Several months ago, I admitted my enduring enthusiasm for “Come and Get It,” the 1936 historical drama by Howard Hawks; I discuss the film in the clip above. It’s set in a Wisconsin logging company and deals both with the American past (the movie’s two parts take place, respectively, in 1884 and 1907) and, to some extent, with the director’s own past (Hawks claimed that his grandfather was one of the logging tycoons depicted in the novel by Edna Ferber on which the movie is based). I wrote previously about the brilliant performance by Frances Farmer, in her first starring role—a double role, as the saloon waitress with whom the young, ambitious foreman Barney Glasgow falls in love in 1884, and as her daughter, with whom he falls in love twenty-three years later. I didn’t say anything about Walter Brennan, who won an Academy Award for Best Supporting Actor for his performance as Barney’s best friend, the Swedish immigrant Swan Bostrom. (Brennan, who had acted in Hawks’s “Barbary Coast” the year before, was something of a fetish for Hawks, who later graced him with superb supporting roles in “To Have and Have Not,” “Sergeant York,” “Red River,” and “Rio Bravo.”)

Most of all, what I didn’t mention was the exquisite visual and gestural wit that Hawks applies to situations where sentiment looms.

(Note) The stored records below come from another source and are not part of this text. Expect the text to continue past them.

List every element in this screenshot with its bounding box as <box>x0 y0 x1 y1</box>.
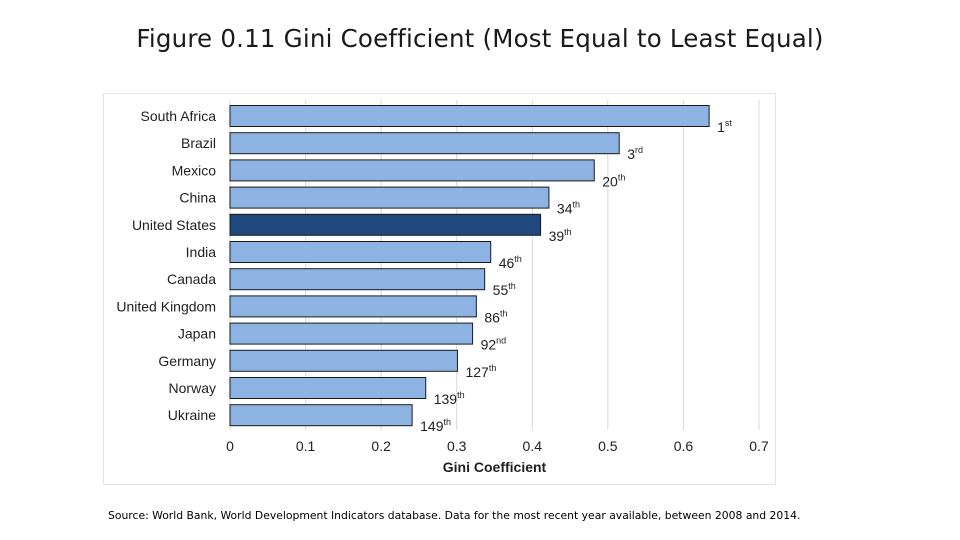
slide-title: Figure 0.11 Gini Coefficient (Most Equal… <box>136 24 824 53</box>
category-labels: South Africa Brazil Mexico China United Stat… <box>116 108 216 423</box>
rank-label: 39th <box>549 227 572 244</box>
bar <box>229 349 458 372</box>
category-label: Ukraine <box>168 407 216 423</box>
category-label: Germany <box>158 353 216 369</box>
category-label: Brazil <box>181 135 216 151</box>
bar <box>229 404 413 427</box>
x-tick-label: 0.2 <box>371 438 391 454</box>
category-label: United Kingdom <box>116 298 216 314</box>
x-tick-labels: 0 0.1 0.2 0.3 0.4 0.5 0.6 0.7 <box>226 438 769 454</box>
x-tick-label: 0 <box>226 438 234 454</box>
bar <box>229 132 620 155</box>
category-label: India <box>186 244 217 260</box>
bar <box>229 159 595 182</box>
bar <box>229 241 492 263</box>
rank-labels: 1st3rd20th34th39th46th55th86th92nd127th1… <box>420 118 732 434</box>
category-label: Norway <box>169 380 216 396</box>
x-tick-label: 0.7 <box>749 438 769 454</box>
category-label: South Africa <box>141 108 217 124</box>
bar <box>229 377 427 399</box>
bars <box>229 105 710 427</box>
bar <box>229 213 542 236</box>
chart-frame: South Africa Brazil Mexico China United Stat… <box>103 93 776 485</box>
gridlines <box>229 100 760 430</box>
rank-label: 34th <box>557 200 580 217</box>
rank-label: 3rd <box>627 145 643 162</box>
x-tick-label: 0.4 <box>523 438 543 454</box>
rank-label: 92nd <box>481 336 507 353</box>
rank-label: 20th <box>602 172 625 189</box>
rank-label: 55th <box>493 281 516 298</box>
bar <box>229 268 486 291</box>
rank-label: 1st <box>717 118 732 135</box>
x-tick-label: 0.1 <box>296 438 316 454</box>
category-label: Japan <box>178 326 216 342</box>
bar <box>229 295 477 318</box>
category-label: Mexico <box>172 162 217 178</box>
x-tick-label: 0.3 <box>447 438 467 454</box>
source-note: Source: World Bank, World Development In… <box>108 509 801 522</box>
rank-label: 139th <box>434 390 465 407</box>
category-label: Canada <box>167 271 216 287</box>
x-tick-label: 0.5 <box>598 438 618 454</box>
x-tick-label: 0.6 <box>674 438 694 454</box>
rank-label: 149th <box>420 417 451 434</box>
rank-label: 86th <box>484 308 507 325</box>
bar <box>229 322 474 345</box>
bar <box>229 105 710 127</box>
category-label: China <box>179 190 216 206</box>
gini-bar-chart: South Africa Brazil Mexico China United Stat… <box>116 100 769 475</box>
rank-label: 46th <box>499 254 522 271</box>
x-axis-title: Gini Coefficient <box>443 459 547 475</box>
rank-label: 127th <box>465 363 496 380</box>
category-label: United States <box>132 217 216 233</box>
bar <box>229 186 550 209</box>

His strong strain of emotion stays mainly under the surface, which he adorns with a touch of comedy. His antic tropes and tics both mask and suggest earnest feelings and symbolize, in a classically Freudian way, what he couldn’t express or his characters couldn’t know. In “Come and Get It,” Swan’s exuberant splay-legged leaps into Barney’s arms, the taffy-pulling of a pair of lovers, a step over which visitors trip in Barney’s office, and the play with a child’s toy that leaven a grave discussion between father and daughter about love and sex are just a few of the whimsical devices of Hawks’s invention that resound uncannily in the mind’s more peculiar recesses. It’s a crucial and emblematic element of the director’s artistry; it amplifies every aspect of his films—not least, the actors’ performances. It’s a kind of artifice that, in its extravagance, is as odd and unpredictable as life itself, and that contributes greatly to his films’ air of psychological authenticity and insight.

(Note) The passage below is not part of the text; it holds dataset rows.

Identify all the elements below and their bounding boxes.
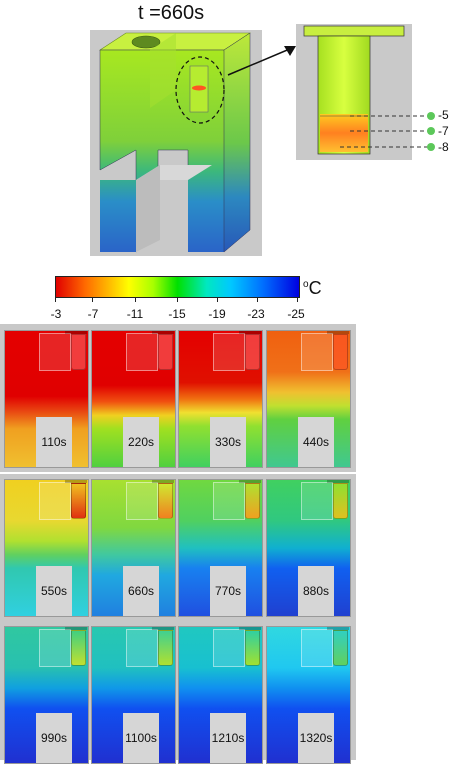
frame-time-label: 220s [127, 435, 155, 449]
frame-time-label: 110s [41, 435, 67, 449]
probe-point [427, 112, 435, 120]
snapshot-frame: 770s [178, 479, 263, 617]
frame-time-label: 770s [214, 584, 242, 598]
colorbar-tick: -25 [287, 307, 305, 321]
probe-label: -8 [438, 140, 449, 154]
colorbar-tick: -3 [50, 307, 62, 321]
colorbar-tick: -19 [208, 307, 226, 321]
colorbar-tick: -15 [168, 307, 186, 321]
snapshot-frame: 660s [91, 479, 176, 617]
tube-zoom-figure [303, 25, 405, 155]
frame-time-label: 660s [127, 584, 155, 598]
snapshot-frame: 550s [4, 479, 89, 617]
snapshot-frame: 1100s [91, 626, 176, 764]
colorbar-unit: oC [303, 278, 322, 298]
snapshot-frame: 220s [91, 330, 176, 468]
frame-time-label: 1100s [125, 731, 157, 745]
probe-point [427, 143, 435, 151]
probe-point [427, 127, 435, 135]
frame-time-label: 880s [302, 584, 330, 598]
zoom-panel [296, 24, 412, 160]
frame-time-label: 990s [40, 731, 68, 745]
colorbar-tick: -11 [126, 307, 144, 321]
frame-time-label: 330s [214, 435, 242, 449]
frame-time-label: 1210s [211, 731, 245, 745]
colorbar-unit-letter: C [308, 278, 322, 298]
colorbar-tick: -23 [247, 307, 265, 321]
time-title: t =660s [138, 2, 205, 24]
snapshot-frame: 440s [266, 330, 351, 468]
isometric-model-figure [98, 32, 252, 253]
snapshot-frame: 880s [266, 479, 351, 617]
probe-label: -7 [438, 124, 449, 138]
probe-lines [340, 112, 435, 151]
snapshot-frame: 990s [4, 626, 89, 764]
isometric-model-panel [90, 30, 262, 256]
temperature-colorbar [55, 276, 300, 298]
probe-label: -5 [438, 108, 449, 122]
frame-time-label: 1320s [299, 731, 333, 745]
zoom-arrow [227, 46, 296, 76]
frame-time-label: 550s [40, 584, 68, 598]
snapshot-frame: 330s [178, 330, 263, 468]
snapshot-frame: 1320s [266, 626, 351, 764]
snapshot-frame: 1210s [178, 626, 263, 764]
frame-time-label: 440s [302, 435, 330, 449]
snapshot-frame: 110s [4, 330, 89, 468]
colorbar-tick: -7 [87, 307, 99, 321]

In the clip, I talk about the particulars of “Come and Get It”; I can as readily imagine offering a clip with highlights of Hawksian tricks and twists that would both catalogue their varieties and begin to unfurl their densely compacted substance.

P.S. I’m grateful to Jaime N. Christley, whom I follow on Twitter, for reminding me of a curious detail concerning “Come and Get It.” It’s a story that Todd McCarthy tells in his biography of Hawks and that Hawks tells Peter Bogdanovich in “Who the Devil Made It.” The film’s producer, Samuel Goldwyn, was ill and didn’t supervise Hawks closely; the director drastically rewrote the script, Goldwyn was unhappy with the results, and, near the end of shooting, intervened, replacing Hawks with William Wyler, who directed the last sequences. Wyler’s visual imprint shows there, particularly in the use of contrasty, painterly lighting and of a deep-focus shot to capture a grand dramatic moment. His emotional imprint shows too—these scenes are more overtly sentimental than the rest of the movie, and the climactic fight between the protagonist and his son is terribly softened. (In “Red River,” which Hawks shot mainly in 1946, he showed how such a scene should be done.)